With what propriety Raphael introduced portrait, though in its most dignified and elevated sense, into some compositions of the great work which we are contemplating, I shall not now discuss; the allegoric part of the work may account for it: he has, however, by its admission, stamped that branch of painting at once with its essential feature, character, and has assigned it its place and rank: ennobled by character, it rises to dramatic dignity; destitute of that, it sinks to mere mechanic dexterity, or floats, a bubble of fashion. Portrait is to historic painting in art, what physiognomy is to pathognomy in science; that shows the character and powers of the being which it delineates, in its formation and at rest: this shows it in exertion. Bembo, Bramante, Dante, Gonzaga, Savonarola, Raphael himself may be considered in the inferior light of mere characteristic ornament; but Julius the Second authenticating the miracle at the mass of Bolsena, or borne into the temple, rather to authorize than to witness the punishment inflicted on its spoiler; Leo with his train calmly facing Attila, or deciding on his tribunal the fate of the captive Saracens, tell us by their presence that they are the heroes of the drama, that the action has been contrived for them, is subordinate to them, and has been composed to illustrate their character. For as in the epic, act and agent are subordinate to the maxim, and in pure history are mere organs of the fact; so the drama subordinates both fact and maxim to the agent, his character and passion: what in them was end is but the medium here.

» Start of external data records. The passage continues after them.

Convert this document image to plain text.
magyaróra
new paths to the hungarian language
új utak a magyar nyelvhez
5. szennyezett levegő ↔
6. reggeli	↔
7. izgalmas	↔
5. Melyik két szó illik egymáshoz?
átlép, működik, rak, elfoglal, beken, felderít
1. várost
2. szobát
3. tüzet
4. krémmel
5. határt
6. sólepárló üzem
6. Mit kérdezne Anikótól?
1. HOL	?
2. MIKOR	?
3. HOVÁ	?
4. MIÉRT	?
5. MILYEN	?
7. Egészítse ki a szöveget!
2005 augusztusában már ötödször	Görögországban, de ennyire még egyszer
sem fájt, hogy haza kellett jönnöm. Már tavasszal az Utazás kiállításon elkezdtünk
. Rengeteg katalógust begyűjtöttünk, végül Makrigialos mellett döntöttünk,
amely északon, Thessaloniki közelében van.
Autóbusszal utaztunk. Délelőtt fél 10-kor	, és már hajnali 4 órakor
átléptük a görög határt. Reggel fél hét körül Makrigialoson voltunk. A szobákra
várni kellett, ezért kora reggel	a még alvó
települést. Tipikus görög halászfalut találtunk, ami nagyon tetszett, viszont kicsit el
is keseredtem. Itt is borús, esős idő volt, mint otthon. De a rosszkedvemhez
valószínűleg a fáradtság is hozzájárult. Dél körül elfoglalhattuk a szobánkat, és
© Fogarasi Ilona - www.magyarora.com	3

Such were the principles on which he treated the beautiful tale of Amor and Psyche: the allegory of Apuleius became a drama under the hand of Raphael, though it must be owned, that with every charm of scenic gradation and lyric imagery, its characters, as exquisitely chosen as acutely discriminated, exhibit less the obstacles and real object of affection, and its final triumph over mere appetite and sexual instinct, than the voluptuous history of his own favourite passion. The faint light of the maxim vanishes in the splendour which expands before our fancy the enchanted circle of wanton dalliance and amorous attachment.
But the power of Raphael's invention exerts itself chiefly in subjects where the drama, divested of epic or allegoric fiction, meets pure history, and elevates, invigorates, impresses the pregnant moment of a real fact, with character and pathos. The summit of these is that magnificent series of coloured designs commonly called the Cartoons, so well known to you all, part of which we happily possess; formerly when complete and united, and now, in the copies of the tapestry annually exhibited in the colonnade of the Vatican, they represent in thirteen compositions the origin, sanction, economy, and progress of the Christian religion. In whatever light we consider their invention, as parts of one whole relative to each other, or independent each of the rest, and as single subjects, there can be scarcely named a beauty or a mystery of which the Cartoons furnish not an instance or a clue; they are poised between perspicuity and pregnancy of moment; we shall have opportunities to speak of all or the greater part of them, but that of Paul on the Areopagus will furnish us at present with conclusions for the remainder.
It represents the Apostle announcing his God from the height of the Areopagus. Enthusiasm and curiosity make up the subject; simplicity of attitude invests the speaker with sublimity; the parallelism of his action invigorates his energy; situation gives him command over the whole; the light in which he is placed, attracts the first glance; he appears the organ of a superior Power. The assembly, though selected with characteristic art for the purpose, are the natural offspring of place and moment. The involved meditation of the Stoic, the Cynic's ironic sneer, the incredulous smile of the elegant Epicurean, the eager disputants of the Academy, the elevated attention of Plato's school, the rankling malice of the Rabbi, the Magician's mysterious glance, repeat in louder or in lower tones the novel doctrine; but whilst curiosity and meditation, loud debate and fixed prejudice, tell, ponder on, repeat, reject, discuss it, the animated gesture of conviction in Dionysius and Damaris, announce the power of its tenets, and hint the established belief of immortality.
But the powers of Raphael in combining the drama with pure historic fact, are best estimated when compared with those exerted by other masters on the same subject. For this we select from the series we examine that which represented the Massacre, as it is called, of the Innocents, or of the infants at Bethlem; an original, precious part of which still remains in the possession of a friend of art among us. On this subject Baccio Bandinelli, Tintoretto, Rubens, Le Brun, and Poussin, have tried their various powers.
The Massacre of the Infants by Baccio Bandinelli, contrived chiefly to exhibit his anatomic skill, is a complicated tableau of every contortion of human attitude and limbs that precedes dislocation; the expression floats between a studied imagery of frigid horror and loathsome abomination.
The stormy brush of Tintoretto swept individual woe away in general masses. Two immense wings of light and shade divide the composition, and hide the want of sentiment in tumult.
To Rubens, magnificence and contrast dictated the actors and the scene. A loud lamenting dame, in velvet robes, with golden locks dishevelled, and wide extended arms, meets our first glance. Behind, a group of steel-clad satellites open their rows of spears to admit the nimble, naked ministers of murder, charged with their infant prey, within their ranks, ready to close again against the frantic mothers who pursue them: the pompous gloom of the palace in the middle ground is set off by cottages and village scenery in the distance.